Es como la concubina maltratada a diario por su pareja, que piensa que su maltrato terminara una vez formalizado su matrimonio.

Puerto Rico es una Nación, con lengua, cultura, valores e idiosincrasia diferente a la anglosajona. En la realpolitik hay que distinguir entre la igualdad formal y la igualdad real. En rigor no puede calificarse como descolonización la participación vicaria de una soberanía en la cual la Nación Puertorriqueña seria eterna minoría con dos senadores y cinco congresistas en un universo de ciento dos senadores y cuatrocientos cuarenta y cinco congresistas.

Pero ya hay quien incluso abandona el argumento de la representatividad, sugiriendo tímidamente hacer de Puerto Rico un condado de la Florida en caso de la inviabilidad de la estadidad.

En todo caso, el cambio de piel al cual se refiere Memmi, como metáfora de la asimilación de cuerpo y alma, representaría una opción individual (para la cual bastaría el precio de un pasaje), no el suicidio colectivo de una nación

Llegados a este punto, donde van conjugándose, la situación objetiva y la situación subjetiva, resulta imperativo preguntarnos ¿qué hacer?

No son estos tiempos para emular al convidado de piedra.

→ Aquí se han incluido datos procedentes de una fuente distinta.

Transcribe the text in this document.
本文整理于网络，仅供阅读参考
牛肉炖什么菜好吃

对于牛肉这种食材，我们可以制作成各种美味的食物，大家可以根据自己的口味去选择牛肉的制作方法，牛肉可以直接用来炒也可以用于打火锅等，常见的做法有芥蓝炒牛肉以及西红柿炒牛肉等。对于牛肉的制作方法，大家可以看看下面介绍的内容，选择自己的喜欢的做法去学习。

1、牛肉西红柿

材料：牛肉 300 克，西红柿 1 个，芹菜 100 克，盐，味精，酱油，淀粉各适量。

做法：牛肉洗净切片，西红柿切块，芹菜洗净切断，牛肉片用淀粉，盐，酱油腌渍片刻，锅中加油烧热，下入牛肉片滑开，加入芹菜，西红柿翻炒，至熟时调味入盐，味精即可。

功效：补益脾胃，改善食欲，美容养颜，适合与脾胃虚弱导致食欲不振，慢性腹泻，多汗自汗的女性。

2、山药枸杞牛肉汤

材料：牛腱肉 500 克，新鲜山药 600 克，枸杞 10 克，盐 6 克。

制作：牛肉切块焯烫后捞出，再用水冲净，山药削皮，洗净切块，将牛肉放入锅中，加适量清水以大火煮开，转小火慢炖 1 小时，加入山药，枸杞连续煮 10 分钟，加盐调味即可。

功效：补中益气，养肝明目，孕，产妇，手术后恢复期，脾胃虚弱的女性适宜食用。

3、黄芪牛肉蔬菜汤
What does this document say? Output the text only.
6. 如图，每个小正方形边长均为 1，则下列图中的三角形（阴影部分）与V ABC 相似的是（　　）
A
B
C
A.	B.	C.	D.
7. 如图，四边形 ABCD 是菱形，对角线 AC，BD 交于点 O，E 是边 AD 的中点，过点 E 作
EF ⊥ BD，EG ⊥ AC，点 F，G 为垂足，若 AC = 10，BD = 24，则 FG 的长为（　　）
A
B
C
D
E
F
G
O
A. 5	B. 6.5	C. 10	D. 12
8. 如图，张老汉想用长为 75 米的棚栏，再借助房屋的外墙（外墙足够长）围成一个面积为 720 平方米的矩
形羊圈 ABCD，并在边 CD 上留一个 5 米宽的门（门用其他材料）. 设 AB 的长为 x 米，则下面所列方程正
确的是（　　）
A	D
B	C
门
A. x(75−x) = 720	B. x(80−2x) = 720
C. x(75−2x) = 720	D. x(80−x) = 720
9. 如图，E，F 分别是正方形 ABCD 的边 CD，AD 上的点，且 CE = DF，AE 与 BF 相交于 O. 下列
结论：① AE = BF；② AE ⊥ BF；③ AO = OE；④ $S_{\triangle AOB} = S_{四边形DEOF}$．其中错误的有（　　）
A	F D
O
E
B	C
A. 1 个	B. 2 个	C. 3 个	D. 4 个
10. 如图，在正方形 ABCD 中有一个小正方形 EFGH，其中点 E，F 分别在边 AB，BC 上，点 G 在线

Irónicamente ha sido el partido anexionista, quien en varias ocasiones ha expuesto que se propone crear una crisis a la relación colonial.

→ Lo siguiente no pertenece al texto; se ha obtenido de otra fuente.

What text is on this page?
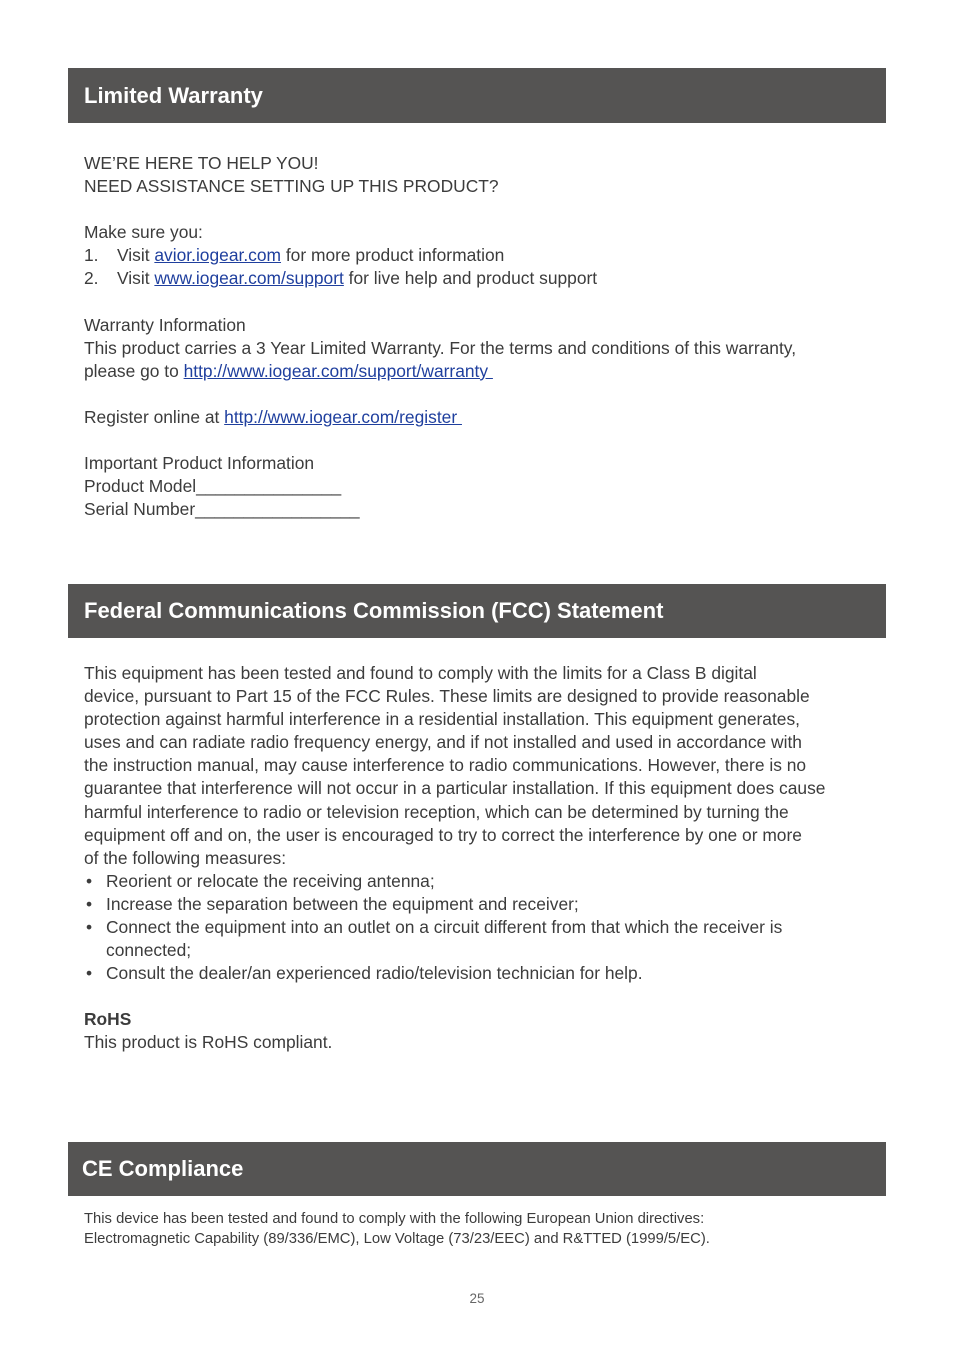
Limited Warranty
WE’RE HERE TO HELP YOU!
NEED ASSISTANCE SETTING UP THIS PRODUCT?
Make sure you:
1. Visit avior.iogear.com for more product information
2. Visit www.iogear.com/support for live help and product support
Warranty Information
This product carries a 3 Year Limited Warranty. For the terms and conditions of this warranty,
please go to http://www.iogear.com/support/warranty
Register online at http://www.iogear.com/register
Important Product Information
Product Model_______________
Serial Number_________________
Federal Communications Commission (FCC) Statement
This equipment has been tested and found to comply with the limits for a Class B digital
device, pursuant to Part 15 of the FCC Rules. These limits are designed to provide reasonable
protection against harmful interference in a residential installation. This equipment generates,
uses and can radiate radio frequency energy, and if not installed and used in accordance with
the instruction manual, may cause interference to radio communications. However, there is no
guarantee that interference will not occur in a particular installation. If this equipment does cause
harmful interference to radio or television reception, which can be determined by turning the
equipment off and on, the user is encouraged to try to correct the interference by one or more
of the following measures:
• Reorient or relocate the receiving antenna;
• Increase the separation between the equipment and receiver;
• Connect the equipment into an outlet on a circuit different from that which the receiver is
connected;
• Consult the dealer/an experienced radio/television technician for help.
RoHS
This product is RoHS compliant.
CE Compliance
This device has been tested and found to comply with the following European Union directives:
Electromagnetic Capability (89/336/EMC), Low Voltage (73/23/EEC) and R&TTED (1999/5/EC).
25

Allá para la década de los años sesenta el independentismo organizó La Mesa de Lares. Este instrumento procuraba tomar consensos mínimos entre la diversidad de las organizaciones independentistas. Los tiempos son propicios para retomar esa iniciativa. El primer punto de consenso debería dejar claro que no es posible considerar la desnacionalización como descolonización.

La mesa está servida.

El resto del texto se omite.